A maconha creepy (também conhecida na Colômbia como “cripa”) é uma variante da cannabis cultivada em laboratórios e estufas clandestinas, principalmente na Colômbia. Em tradução livre, a palavra quer dizer estranho, horripilante e ela é famosa justamente por ser horripilante se comparada com outros tipos de maconha.
Ela é famosa por sua potência extremamente elevada e efeitos atordoantes, o que a torna mais cara e perigosa para a saúde. Enquanto a porcentagem de THC da maconha comum varia entre 0,5% e 5%, a creepy pode atingir concentrações de até 25%.

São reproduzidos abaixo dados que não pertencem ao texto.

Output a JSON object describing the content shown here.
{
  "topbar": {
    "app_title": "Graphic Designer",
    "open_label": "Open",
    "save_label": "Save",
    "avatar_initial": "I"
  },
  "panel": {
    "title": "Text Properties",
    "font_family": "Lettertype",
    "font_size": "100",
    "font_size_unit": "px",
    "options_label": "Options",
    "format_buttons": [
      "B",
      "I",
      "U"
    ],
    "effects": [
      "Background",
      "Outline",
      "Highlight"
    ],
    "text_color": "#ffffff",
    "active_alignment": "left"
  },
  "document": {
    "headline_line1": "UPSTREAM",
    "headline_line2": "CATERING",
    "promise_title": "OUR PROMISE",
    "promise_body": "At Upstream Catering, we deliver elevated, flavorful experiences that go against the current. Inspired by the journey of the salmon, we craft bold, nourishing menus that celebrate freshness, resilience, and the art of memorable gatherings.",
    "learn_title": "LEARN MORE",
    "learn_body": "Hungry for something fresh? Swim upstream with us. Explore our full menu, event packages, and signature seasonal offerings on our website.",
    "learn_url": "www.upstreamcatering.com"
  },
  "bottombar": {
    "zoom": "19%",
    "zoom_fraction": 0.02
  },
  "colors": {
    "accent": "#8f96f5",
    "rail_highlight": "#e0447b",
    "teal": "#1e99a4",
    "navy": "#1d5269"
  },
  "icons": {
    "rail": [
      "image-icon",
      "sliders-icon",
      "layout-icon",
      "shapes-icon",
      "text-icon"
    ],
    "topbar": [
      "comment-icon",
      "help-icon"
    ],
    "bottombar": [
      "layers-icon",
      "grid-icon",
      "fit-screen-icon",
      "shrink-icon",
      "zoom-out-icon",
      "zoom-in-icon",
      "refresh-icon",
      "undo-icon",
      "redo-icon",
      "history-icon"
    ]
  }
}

O alto teor de tetrahidrocanabinol (THC) eleva drasticamente o risco de dependência e o desenvolvimento de transtornos psicóticos, além de causar prejuízos cognitivos e de regulação emocional.
A maconha, usada em fase de desenvolvimento, tem um impacto na construção das conexões neuronais associadas ao córtex pré-frontal. E uma vez comprometidas, essas conexões não são reestabelecidas da mesma forma mais tarde.
O THC é o responsável pela sensação de euforia, mas também por efeitos colaterais indesejáveis no cérebro, principalmente quando o consumo começa na adolescência: dependência, transtornos psicóticos e comprometimento cognitivo, entre outros.
Maconha mais tóxica
Segundo pesquisas recentes, o consumo da maconha hoje em dia, exatamente pelo alto teor de THC, é mais perigoso do que há 20 ou trinta anos.
“Se a proporção média de THC na maconha consumida nas ruas era de 4% naquela época, hoje é de 17% ou mais”, explica à agência SINC Fernando Berrendero , pesquisador da Faculdade de Ciências Experimentais da Universidade Francisco Vitoria e diretor do Grupo de Pesquisa em Neurobiologia dos Transtornos de Adição e Ansiedade.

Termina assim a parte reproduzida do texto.